Brunello must be made from 100% Brunello clones of the sangiovese (a range of clones of the Sangiovese Grosso). It is released no sooner than the fifth year after harvest (i.e. 2001 Brunello is released in early 2006). Brunello currently must be aged in wood for 2 years and at least 4 months in a bottle before release. Traditionally, the wines are aged 3 years or so in "botte," large oak casks that impart little oak flavor but allow for the controlled softening of the wine. Modernists use small barrique which impart a more pronounced oak flavor. There is a middle ground where the wine is aged in small barrique for a short time and then spends a longer sojourn in the traditional botte.
Today, Brunello is under attack by the international, modernist winemaking. The wine is becoming darker and bigger in order to garner high scores from the wine press. While there are traditional wineries that follow old school processes and yet still make dark and rich wines (Ciacci Piccolomini d'Aragona is an example), the reason for this is the conditions of the soils and the micro-climates of the vineyards. This is a far contrast to winemaking regimes that reduce the time in botte or eliminate it entirely, and follow fermentation methods designed to extract more color and tannin from the grapes. While there are many notable Brunello wines crafted in this international, modern style, they are not necessarily traditional Brunello wines.
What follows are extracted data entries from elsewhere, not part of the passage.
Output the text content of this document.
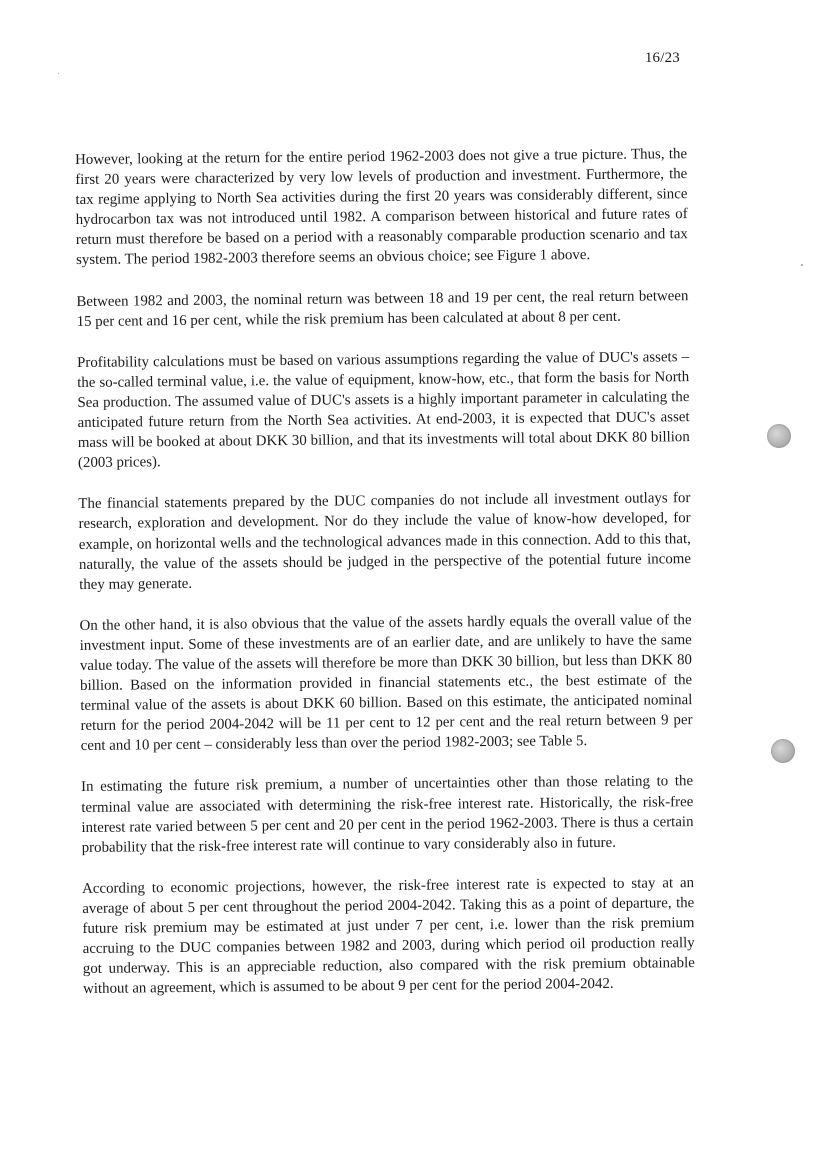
16/23

However, looking at the return for the entire period 1962-2003 does not give a true picture. Thus, the first 20 years were characterized by very low levels of production and investment. Furthermore, the tax regime applying to North Sea activities during the first 20 years was considerably different, since hydrocarbon tax was not introduced until 1982. A comparison between historical and future rates of return must therefore be based on a period with a reasonably comparable production scenario and tax system. The period 1982-2003 therefore seems an obvious choice; see Figure 1 above.

Between 1982 and 2003, the nominal return was between 18 and 19 per cent, the real return between 15 per cent and 16 per cent, while the risk premium has been calculated at about 8 per cent.

Profitability calculations must be based on various assumptions regarding the value of DUC's assets – the so-called terminal value, i.e. the value of equipment, know-how, etc., that form the basis for North Sea production. The assumed value of DUC's assets is a highly important parameter in calculating the anticipated future return from the North Sea activities. At end-2003, it is expected that DUC's asset mass will be booked at about DKK 30 billion, and that its investments will total about DKK 80 billion (2003 prices).

The financial statements prepared by the DUC companies do not include all investment outlays for research, exploration and development. Nor do they include the value of know-how developed, for example, on horizontal wells and the technological advances made in this connection. Add to this that, naturally, the value of the assets should be judged in the perspective of the potential future income they may generate.

On the other hand, it is also obvious that the value of the assets hardly equals the overall value of the investment input. Some of these investments are of an earlier date, and are unlikely to have the same value today. The value of the assets will therefore be more than DKK 30 billion, but less than DKK 80 billion. Based on the information provided in financial statements etc., the best estimate of the terminal value of the assets is about DKK 60 billion. Based on this estimate, the anticipated nominal return for the period 2004-2042 will be 11 per cent to 12 per cent and the real return between 9 per cent and 10 per cent – considerably less than over the period 1982-2003; see Table 5.

In estimating the future risk premium, a number of uncertainties other than those relating to the terminal value are associated with determining the risk-free interest rate. Historically, the risk-free interest rate varied between 5 per cent and 20 per cent in the period 1962-2003. There is thus a certain probability that the risk-free interest rate will continue to vary considerably also in future.

According to economic projections, however, the risk-free interest rate is expected to stay at an average of about 5 per cent throughout the period 2004-2042. Taking this as a point of departure, the future risk premium may be estimated at just under 7 per cent, i.e. lower than the risk premium accruing to the DUC companies between 1982 and 2003, during which period oil production really got underway. This is an appreciable reduction, also compared with the risk premium obtainable without an agreement, which is assumed to be about 9 per cent for the period 2004-2042.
Some think it unfortunate that those who have come to this wine recently (either on the consumer or production side) are so content to throw off a traditional style that has allowed for the economic success that Brunello has enjoyed. But one must remember that Brunello is a modern evolution. While the modern rules of Brunello making were first laid down by the Biondi Santi family in the late 1800s, the industry we see today has its roots in the 1960s when there were only a handful of producers. Even as recently as 1975, the total number of producers was approximately 25 vintners producing approximately 70,000 cases of Brunello total. According to the Consorzio di Vini di Brunello di Montalcino, in 1995 120 producers made 300,000 cases. Today there are well over 200 producers in the Consorzio. The production has risen to over 6,000,000 bottles, or 500,000 cases.
Casanova di Neri Tenuta Nuova 2001 Brunello di Montalcino was named Wine Spectator's 2006 "Wine of the Year".
Rosso di Montalcino is the other main DOC from Montalcino. This wine has few restrictions on aging other than it may not be released prior to September 1 of the year following the vintage. It is required to be 100% Brunello grape grown in a strictly delimited zone within the area of Montalcino. It can range from a soft easy to drink when young style to a wine capable of long aging when made by a fine wine estate in a great vintage.